Myeloid cells are highly plastic cells endowed with an ever-growing list of functions in numerous organs. Moreover, they are pivotal in innate immunity and probably represent the most ancient form of cellular immunity against pathogens and tumor cells.
Our general goal is to decipher the molecular mechanisms involved in the regulation of the interplay between the myeloid cells, viruses and tumors. The lab currently focuses on the following questions taking HIV as a virus model targeting myeloid cells.
How do myeloid cells sense viruses, and how this sensing is regulated?
How viruses can replicate in myeloid cells despite numerous cellular defenses and the response they elicit?
How tumor and myeloid cells impact on each other?

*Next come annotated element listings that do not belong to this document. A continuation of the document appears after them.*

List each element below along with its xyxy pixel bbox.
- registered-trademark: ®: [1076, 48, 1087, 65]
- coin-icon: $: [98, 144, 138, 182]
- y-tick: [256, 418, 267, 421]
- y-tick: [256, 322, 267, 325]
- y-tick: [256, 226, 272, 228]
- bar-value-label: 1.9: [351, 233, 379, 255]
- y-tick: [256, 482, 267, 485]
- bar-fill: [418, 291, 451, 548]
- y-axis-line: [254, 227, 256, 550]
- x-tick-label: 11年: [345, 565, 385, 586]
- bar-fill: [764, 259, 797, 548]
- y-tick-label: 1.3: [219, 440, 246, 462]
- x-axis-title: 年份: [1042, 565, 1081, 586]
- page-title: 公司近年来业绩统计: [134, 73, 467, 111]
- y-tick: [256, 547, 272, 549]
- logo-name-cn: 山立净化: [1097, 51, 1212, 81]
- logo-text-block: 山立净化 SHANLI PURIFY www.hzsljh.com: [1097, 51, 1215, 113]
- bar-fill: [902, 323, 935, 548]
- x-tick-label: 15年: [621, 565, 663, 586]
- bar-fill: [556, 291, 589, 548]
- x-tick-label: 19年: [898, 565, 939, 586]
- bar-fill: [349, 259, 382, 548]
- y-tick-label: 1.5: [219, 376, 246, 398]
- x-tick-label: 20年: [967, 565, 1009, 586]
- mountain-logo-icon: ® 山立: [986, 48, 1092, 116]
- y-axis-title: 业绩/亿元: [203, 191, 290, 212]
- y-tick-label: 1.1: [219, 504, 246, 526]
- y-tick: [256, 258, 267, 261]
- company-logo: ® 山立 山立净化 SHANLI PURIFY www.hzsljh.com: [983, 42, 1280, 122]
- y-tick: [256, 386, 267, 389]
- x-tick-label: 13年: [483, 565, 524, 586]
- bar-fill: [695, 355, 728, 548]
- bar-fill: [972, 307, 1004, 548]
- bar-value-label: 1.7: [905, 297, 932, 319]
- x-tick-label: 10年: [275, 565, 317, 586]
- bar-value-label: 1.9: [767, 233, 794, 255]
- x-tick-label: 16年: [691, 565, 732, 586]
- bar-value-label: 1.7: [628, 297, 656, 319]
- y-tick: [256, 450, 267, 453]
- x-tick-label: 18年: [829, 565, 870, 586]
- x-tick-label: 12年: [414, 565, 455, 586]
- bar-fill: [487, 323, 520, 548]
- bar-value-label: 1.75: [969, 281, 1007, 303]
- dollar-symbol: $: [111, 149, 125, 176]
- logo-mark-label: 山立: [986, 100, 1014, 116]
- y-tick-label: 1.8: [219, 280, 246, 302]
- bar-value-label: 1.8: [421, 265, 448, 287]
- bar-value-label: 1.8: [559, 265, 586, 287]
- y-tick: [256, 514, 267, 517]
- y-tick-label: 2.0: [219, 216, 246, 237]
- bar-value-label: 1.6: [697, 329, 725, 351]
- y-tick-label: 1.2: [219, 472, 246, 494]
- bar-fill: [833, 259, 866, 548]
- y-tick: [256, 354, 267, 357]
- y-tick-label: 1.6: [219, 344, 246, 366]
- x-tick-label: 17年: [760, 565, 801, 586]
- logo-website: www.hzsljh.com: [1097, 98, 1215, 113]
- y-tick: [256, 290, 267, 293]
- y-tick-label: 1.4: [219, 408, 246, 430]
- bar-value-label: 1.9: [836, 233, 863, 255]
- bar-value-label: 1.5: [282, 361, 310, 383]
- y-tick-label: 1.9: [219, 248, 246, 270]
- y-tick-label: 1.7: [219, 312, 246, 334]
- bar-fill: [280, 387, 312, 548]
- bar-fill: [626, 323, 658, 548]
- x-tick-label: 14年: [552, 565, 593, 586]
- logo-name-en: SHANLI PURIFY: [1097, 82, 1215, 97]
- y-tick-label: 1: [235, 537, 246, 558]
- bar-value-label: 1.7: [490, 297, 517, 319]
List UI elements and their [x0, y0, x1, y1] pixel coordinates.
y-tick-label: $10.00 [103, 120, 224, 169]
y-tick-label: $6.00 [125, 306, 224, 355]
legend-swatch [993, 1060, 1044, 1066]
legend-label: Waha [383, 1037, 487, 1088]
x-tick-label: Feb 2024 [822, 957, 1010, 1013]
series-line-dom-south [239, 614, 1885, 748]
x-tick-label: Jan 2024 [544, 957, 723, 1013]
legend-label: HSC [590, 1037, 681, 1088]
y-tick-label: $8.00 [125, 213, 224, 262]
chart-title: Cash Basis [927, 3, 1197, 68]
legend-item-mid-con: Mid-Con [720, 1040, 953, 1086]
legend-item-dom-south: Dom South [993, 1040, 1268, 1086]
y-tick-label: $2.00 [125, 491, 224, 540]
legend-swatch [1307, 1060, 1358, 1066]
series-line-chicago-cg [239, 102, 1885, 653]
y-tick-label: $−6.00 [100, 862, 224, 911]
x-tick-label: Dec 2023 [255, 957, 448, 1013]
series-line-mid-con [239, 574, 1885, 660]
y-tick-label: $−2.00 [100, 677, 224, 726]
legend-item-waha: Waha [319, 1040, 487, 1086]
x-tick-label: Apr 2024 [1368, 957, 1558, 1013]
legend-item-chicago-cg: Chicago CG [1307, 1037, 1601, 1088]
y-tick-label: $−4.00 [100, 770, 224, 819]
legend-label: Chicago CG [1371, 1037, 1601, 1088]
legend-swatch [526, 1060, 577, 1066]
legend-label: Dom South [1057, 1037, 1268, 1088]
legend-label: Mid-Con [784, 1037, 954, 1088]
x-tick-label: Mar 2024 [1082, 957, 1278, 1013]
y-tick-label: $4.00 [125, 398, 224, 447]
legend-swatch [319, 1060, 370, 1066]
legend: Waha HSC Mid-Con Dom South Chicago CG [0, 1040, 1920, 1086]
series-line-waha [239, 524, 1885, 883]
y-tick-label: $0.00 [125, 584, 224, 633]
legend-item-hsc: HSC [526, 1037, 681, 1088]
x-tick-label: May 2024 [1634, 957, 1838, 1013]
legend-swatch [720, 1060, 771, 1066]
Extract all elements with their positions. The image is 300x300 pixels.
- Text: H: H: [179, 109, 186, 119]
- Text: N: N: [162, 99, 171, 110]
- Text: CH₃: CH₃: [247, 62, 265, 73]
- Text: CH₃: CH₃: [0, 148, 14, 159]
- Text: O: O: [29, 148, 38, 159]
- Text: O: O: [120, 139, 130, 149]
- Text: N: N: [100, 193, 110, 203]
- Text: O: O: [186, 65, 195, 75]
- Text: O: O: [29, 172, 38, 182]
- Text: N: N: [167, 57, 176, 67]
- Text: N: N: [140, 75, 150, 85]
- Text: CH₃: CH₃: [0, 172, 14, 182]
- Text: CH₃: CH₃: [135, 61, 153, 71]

Our research is centered around 2 axes:
1) We analyze how HIV interacts with primary macrophages and dendritic cell subsets. We focus on the anti-viral innate responses and on cell biology aspects of the viral life cycle in these different cell subsets. Such studies not only bring knowledge on HIV infection but also reveal new regulation levels of the innate system. Figures 1 and 2.
2) We have developed models to study, in 3D and in real time, the interplay between myeloid and tumor cells but also with cytotoxic T cells. In this context, we are analyzing immunosuppressive myeloid cells and are developing ways to manipulate them to enhance the anti-tumor immune response for therapeutic purpose. Figure 3.
Figure 1 (left): Immunofluorescence by confocal microscopy of macrophages infected by HIV-1. Nucleus (violet), actin (light blue) tubulin (red), Gag (green)
Figure 2 (right): Live imaging by confocal microscopy of human primary macrophages infected by HIV-1 (in green) and transduced by Life-act cherry.